State lawmakers embroiled in the 2017 session’s Great Transportation Debate may want to take a moment away from the standoff over how to raise highway revenue so they can ponder a parallel issue – what kinds of transportation projects the public gets for the money. It’s an old question in its own right: Even if transportation dollars grew on trees, are wider highways, moving more metal and rubber down the road, necessarily the best answer?
For those who wish to ponder the point, Denverite government and politics reporter Erica Meltzer provides some excellent reading. Her ongoing coverage of the debate over expansion plans for Interstate 70 through north Denver’s low-income residential and industrial neighborhoods offers a textbook case.
This week, Meltzer thumbnails a report by the Congress for New Urbanism that includes I-70 on its 2017 list of Freeways without futures. Despite the dismal designation, the report actually waxes optimistic, as Meltzer reports, by concluding I-70 is an opportunity “to remove a blight from the physical, economic, and environmental health of urban communities.”
Of course, that means calling off the proposed $1.2 billion reconstruction of several miles of the interstate through north Denver. It’s an epic project that has stirred opposition from adjoining neighborhoods as well as from environmental activists and the social-justice crowd. Critics call it “the ditch” because a stretch of the reconfigured highway would run in a huge trough that would extend under a planned park. Writes Meltzer:
The arguments against I-70 that appear in the report will be familiar to anyone who has been following the ongoing debate about the expansion, which will require the destruction of 56 homes and 18 businesses in Elyria-Swansea. Namely, it exacerbates the historic injustice and disproportionate economic and social impact of building the highway through low-income, minority neighborhoods in the first place.
The report echoes the opponents’ concerns and embraces their alternative proposal: to reroute through-interstate traffic further north and turn the current I-70 corridor into a boulevard.

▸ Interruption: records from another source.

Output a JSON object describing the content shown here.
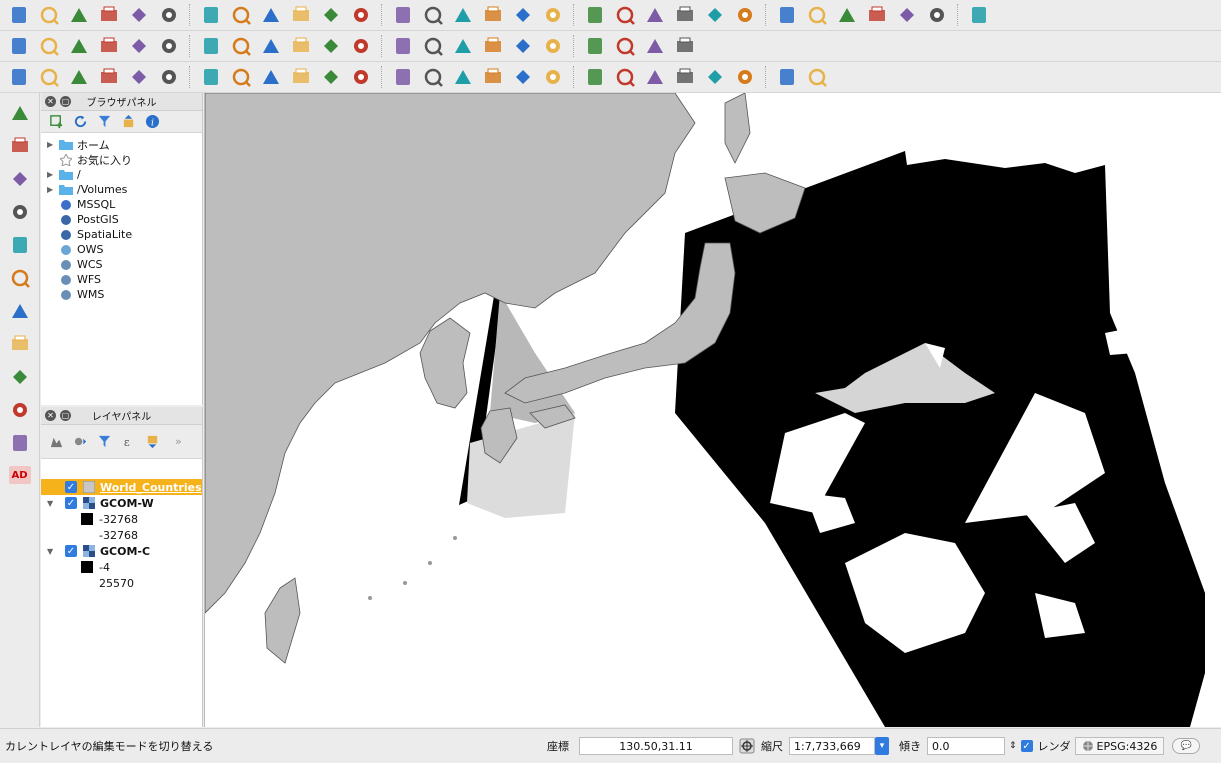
{
  "toolbar1": {
    "icons": [
      "new-project-icon",
      "open-project-icon",
      "save-project-icon",
      "save-as-icon",
      "new-print-layout-icon",
      "layout-manager-icon",
      "pan-icon",
      "pan-to-selection-icon",
      "zoom-in-icon",
      "zoom-out-icon",
      "zoom-native-icon",
      "zoom-full-icon",
      "zoom-to-selection-icon",
      "zoom-to-layer-icon",
      "zoom-last-icon",
      "zoom-next-icon",
      "refresh-icon",
      "identify-icon",
      "settings-gear-icon",
      "select-features-icon",
      "select-by-expression-icon",
      "deselect-icon",
      "attribute-table-icon",
      "statistics-icon",
      "sum-icon",
      "measure-icon",
      "map-tips-icon",
      "annotation-icon",
      "new-bookmark-icon",
      "text-annotation-icon",
      "help-icon"
    ]
  },
  "toolbar2": {
    "icons": [
      "current-edits-icon",
      "toggle-editing-icon",
      "save-edits-icon",
      "add-feature-icon",
      "node-tool-icon",
      "move-feature-icon",
      "modify-attributes-icon",
      "delete-selected-icon",
      "cut-features-icon",
      "copy-features-icon",
      "paste-features-icon",
      "label-abc-icon",
      "label-pin-icon",
      "label-show-hide-icon",
      "label-move-icon",
      "label-rotate-icon",
      "label-change-icon",
      "label-diagram-icon",
      "csw-icon",
      "python-icon",
      "expression-icon",
      "qr-icon"
    ]
  },
  "toolbar3": {
    "icons": [
      "digitize-icon",
      "undo-icon",
      "redo-icon",
      "redo-alt-icon",
      "rotate-feature-icon",
      "simplify-icon",
      "add-ring-icon",
      "add-part-icon",
      "fill-ring-icon",
      "delete-ring-icon",
      "delete-part-icon",
      "reshape-icon",
      "offset-curve-icon",
      "split-features-icon",
      "split-parts-icon",
      "merge-features-icon",
      "merge-attributes-icon",
      "rotate-point-symbols-icon",
      "snapping-icon",
      "tracing-icon",
      "vertex-tool-icon",
      "topology-icon",
      "add-point-icon",
      "add-line-icon",
      "intersect-icon",
      "grid-icon"
    ]
  },
  "left_tools": {
    "icons": [
      "add-vector-layer-icon",
      "add-raster-layer-icon",
      "add-postgis-layer-icon",
      "add-spatialite-layer-icon",
      "add-mssql-layer-icon",
      "add-wms-layer-icon",
      "add-wcs-layer-icon",
      "add-wfs-layer-icon",
      "add-delimited-text-icon",
      "add-virtual-layer-icon",
      "new-shapefile-icon"
    ],
    "badge": "AD"
  },
  "browser_panel": {
    "title": "ブラウザパネル",
    "items": [
      {
        "label": "ホーム",
        "icon": "folder-icon",
        "expandable": true
      },
      {
        "label": "お気に入り",
        "icon": "star-icon",
        "expandable": false
      },
      {
        "label": "/",
        "icon": "folder-icon",
        "expandable": true
      },
      {
        "label": "/Volumes",
        "icon": "folder-icon",
        "expandable": true
      },
      {
        "label": "MSSQL",
        "icon": "mssql-icon",
        "expandable": false
      },
      {
        "label": "PostGIS",
        "icon": "postgis-elephant-icon",
        "expandable": false
      },
      {
        "label": "SpatiaLite",
        "icon": "feather-icon",
        "expandable": false
      },
      {
        "label": "OWS",
        "icon": "globe-icon",
        "expandable": false
      },
      {
        "label": "WCS",
        "icon": "wcs-globe-icon",
        "expandable": false
      },
      {
        "label": "WFS",
        "icon": "wfs-globe-icon",
        "expandable": false
      },
      {
        "label": "WMS",
        "icon": "wms-globe-icon",
        "expandable": false
      }
    ]
  },
  "layer_panel": {
    "title": "レイヤパネル",
    "layers": [
      {
        "name": "World_Countries",
        "selected": true,
        "checked": true
      },
      {
        "name": "GCOM-W",
        "checked": true,
        "legend": [
          "-32768",
          "-32768"
        ]
      },
      {
        "name": "GCOM-C",
        "checked": true,
        "legend": [
          "-4",
          "25570"
        ]
      }
    ]
  },
  "statusbar": {
    "message": "カレントレイヤの編集モードを切り替える",
    "coord_label": "座標",
    "coord_value": "130.50,31.11",
    "scale_label": "縮尺",
    "scale_value": "1:7,733,669",
    "rotation_label": "傾き",
    "rotation_value": "0.0",
    "render_label": "レンダ",
    "crs": "EPSG:4326"
  },
  "colors": {
    "selection": "#f6b21b",
    "land": "#bdbdbd",
    "raster": "#000000",
    "checkbox": "#2f7be0"
  }
}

Inevitably, there is another view on all of this – notably, that there’s no realistic alternative – and Meltzer captured that take, as well, in a news report earlier this month. In it, Shailen Bhatt, executive director of the Colorado Department of Transportation, makes the case for the tried-and-true plan embraced by the transportation establishment:
“If you are flying into DIA and needing to move across the state, an I-70 that flows, that does not break down every day, is going to be a big benefit to tourism, for commerce,” he said. “If you’re a company – and there are a lot of factories and warehouses in this area – your goods are not sitting in traffic. That’s going to be a big improvement. For a lot of different reasons, this project makes sense.”
And as for rerouting traffic:
Bhatt said moving I-70 north of Denver along the I-270 corridor, as reroute proponents suggest, would put a lot more traffic onto local streets.
Lawmakers, read up, ponder the alternative approaches to a transportation utopia, and be enlightened. Then, return to the chore of digging up the money.